Synopsis

This paper explores current use valuation programs as one tool for conserving and fostering sustainable management of southern U.S. forests under private ownership. The brief identifies key constraints on existing programs and suggests measures that could be implemented to enhance program effectiveness.

Executive Summary

  • This paper explores current use valuation programs as one tool for conserving and fostering sustainable management of southern U.S. forests under private ownership. The brief identifies key constraints on existing programs and suggests measures that could be implemented to enhance program effectiveness.

  • As a result of rising property taxes on lands under development pressure, nonindustrial private forestland owners in the South often resort to selling all or a portion of their properties to pay tax bills. Rising property taxes also reduce the profitability of timber production and induce corporate and industry landowners to engage in real estate sales as an alternative activity.

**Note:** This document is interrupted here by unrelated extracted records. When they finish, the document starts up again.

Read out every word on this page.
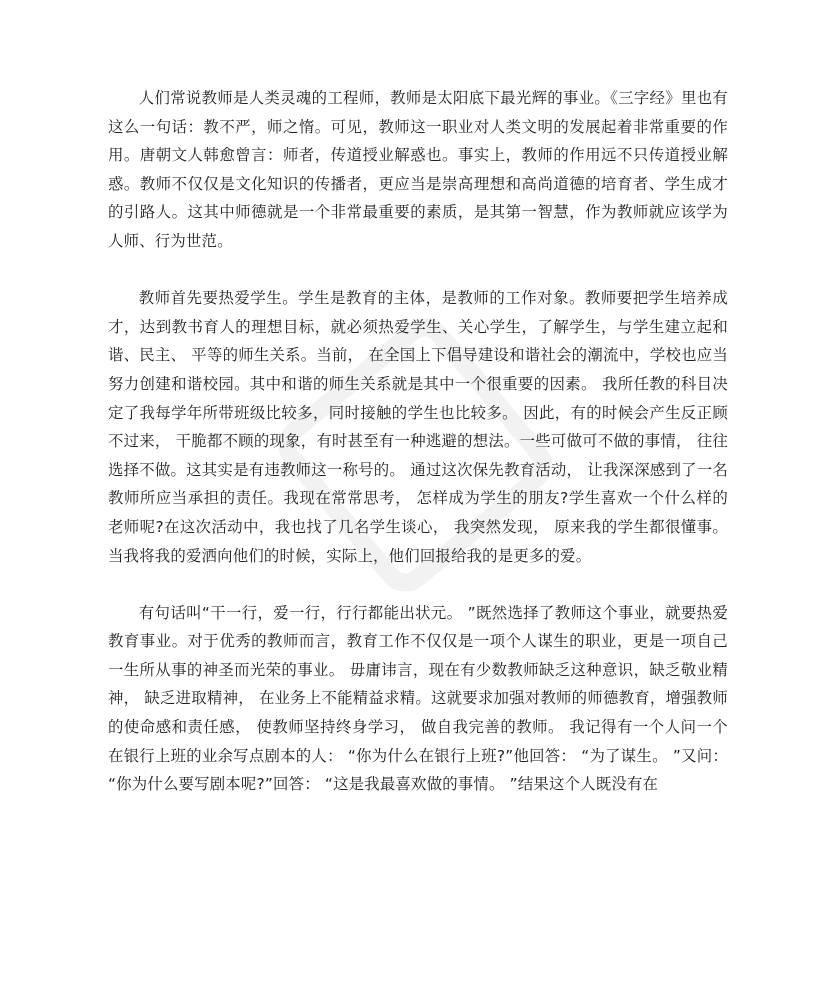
人们常说教师是人类灵魂的工程师，教师是太阳底下最光辉的事业。《三字经》里也有这么一句话：教不严，师之惰。可见，教师这一职业对人类文明的发展起着非常重要的作用。唐朝文人韩愈曾言：师者，传道授业解惑也。事实上，教师的作用远不只传道授业解惑。教师不仅仅是文化知识的传播者，更应当是崇高理想和高尚道德的培育者、学生成才的引路人。这其中师德就是一个非常最重要的素质，是其第一智慧，作为教师就应该学为人师、行为世范。

教师首先要热爱学生。学生是教育的主体，是教师的工作对象。教师要把学生培养成才，达到教书育人的理想目标，就必须热爱学生、关心学生，了解学生，与学生建立起和谐、民主、 平等的师生关系。当前， 在全国上下倡导建设和谐社会的潮流中，学校也应当努力创建和谐校园。其中和谐的师生关系就是其中一个很重要的因素。 我所任教的科目决定了我每学年所带班级比较多，同时接触的学生也比较多。 因此，有的时候会产生反正顾不过来， 干脆都不顾的现象，有时甚至有一种逃避的想法。一些可做可不做的事情， 往往选择不做。这其实是有违教师这一称号的。 通过这次保先教育活动， 让我深深感到了一名教师所应当承担的责任。我现在常常思考， 怎样成为学生的朋友?学生喜欢一个什么样的老师呢?在这次活动中，我也找了几名学生谈心， 我突然发现， 原来我的学生都很懂事。当我将我的爱洒向他们的时候，实际上，他们回报给我的是更多的爱。

有句话叫“干一行，爱一行，行行都能出状元。 ”既然选择了教师这个事业，就要热爱教育事业。对于优秀的教师而言，教育工作不仅仅是一项个人谋生的职业，更是一项自己一生所从事的神圣而光荣的事业。 毋庸讳言，现在有少数教师缺乏这种意识，缺乏敬业精神， 缺乏进取精神， 在业务上不能精益求精。这就要求加强对教师的师德教育，增强教师的使命感和责任感， 使教师坚持终身学习， 做自我完善的教师。 我记得有一个人问一个在银行上班的业余写点剧本的人： “你为什么在银行上班?”他回答： “为了谋生。 ”又问： “你为什么要写剧本呢?”回答： “这是我最喜欢做的事情。 ”结果这个人既没有在
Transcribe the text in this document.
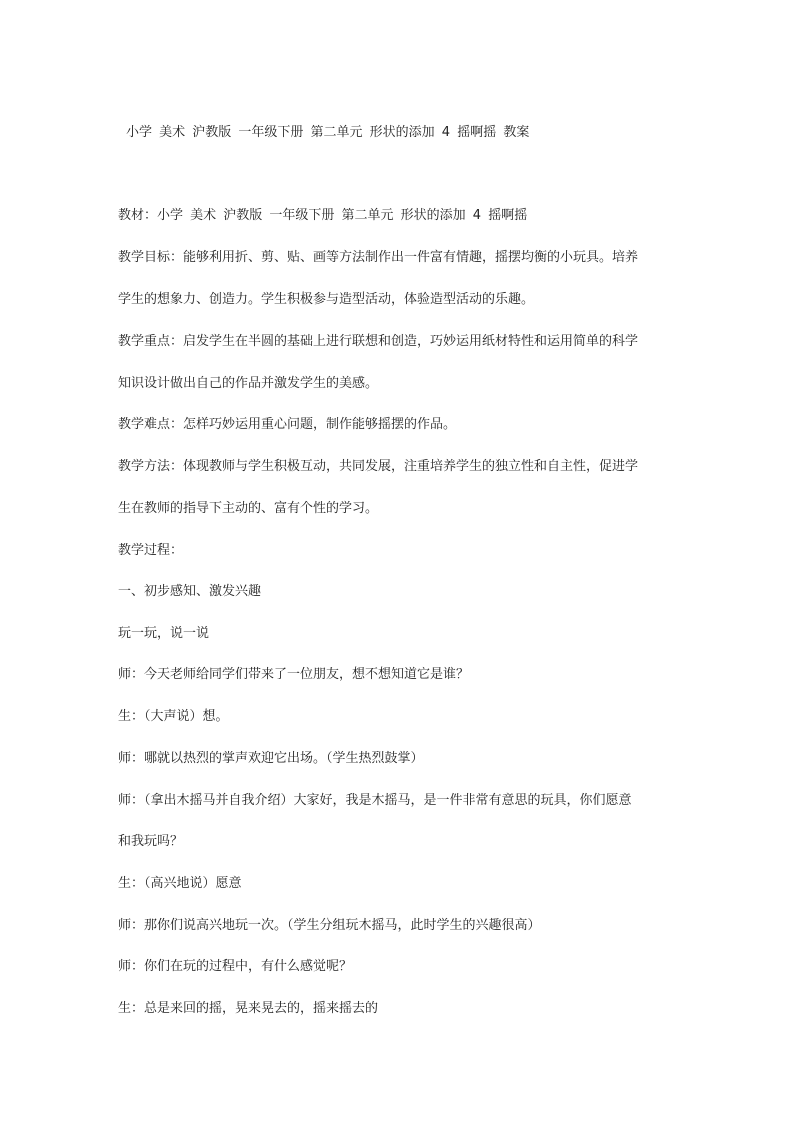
小学 美术 沪教版 一年级下册 第二单元 形状的添加 4 摇啊摇 教案
教材：小学 美术 沪教版 一年级下册 第二单元 形状的添加 4 摇啊摇
教学目标：能够利用折、剪、贴、画等方法制作出一件富有情趣，摇摆均衡的小玩具。培养
学生的想象力、创造力。学生积极参与造型活动，体验造型活动的乐趣。
教学重点：启发学生在半圆的基础上进行联想和创造，巧妙运用纸材特性和运用简单的科学
知识设计做出自己的作品并激发学生的美感。
教学难点：怎样巧妙运用重心问题，制作能够摇摆的作品。
教学方法：体现教师与学生积极互动，共同发展，注重培养学生的独立性和自主性，促进学
生在教师的指导下主动的、富有个性的学习。
教学过程：
一、初步感知、激发兴趣
玩一玩，说一说
师：今天老师给同学们带来了一位朋友，想不想知道它是谁？
生：（大声说）想。
师：哪就以热烈的掌声欢迎它出场。（学生热烈鼓掌）
师：（拿出木摇马并自我介绍）大家好，我是木摇马，是一件非常有意思的玩具，你们愿意
和我玩吗？
生：（高兴地说）愿意
师：那你们说高兴地玩一次。（学生分组玩木摇马，此时学生的兴趣很高）
师：你们在玩的过程中，有什么感觉呢？
生：总是来回的摇，晃来晃去的，摇来摇去的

  • Current use valuation programs are one way that states and counties in the South are encouraging landowners to forgo unwanted development sales. Under these programs, enrolled forest and agricultural lands are assessed not at their fair market value but at their value for current uses. This lowers the tax bill for landowners, improves the profitability of timber production, and helps reduce development pressure.

  • Though current use valuation programs in one form or another are authorized by statute in all southern states, the programs’ general implementation and programmatic effectiveness is often limited by perceived negative fiscal impacts, minimal economic benefits to landowners relative to conversion, land speculation, and lack of promotion of sustainable forest management.

  • With respect to fiscal impacts, research shows that while current use valuation programs may cause a short-term loss of revenue, preserving these lands can actually result in positive, long-term fiscal benefits. This is because the cost of providing community services and public infrastructure on lands converted to residential use often exceeds the property tax revenues generated. Making counties more aware of this fact can help overcome reluctance to offer current use valuation.

  • Changes that can increase the overall implementation and programmatic effectiveness of current use valuation programs include state reimbursement funds for short-term reductions in tax revenues, longer covenant terms, allowances for ecosystem service management, and the inclusion of marginal or idle cropland transitioning into forest.

  • With these modifications, current use valuation programs can be a tool for not only keeping forest as forest but also stimulating a wide range of beneficial management activities, such as reforestation and management of ecosystem services.

  • This brief is designed to inform state, county, and municipal decisionmakers; land-use planners; and other stakeholders working to conserve and sustainably manage forests.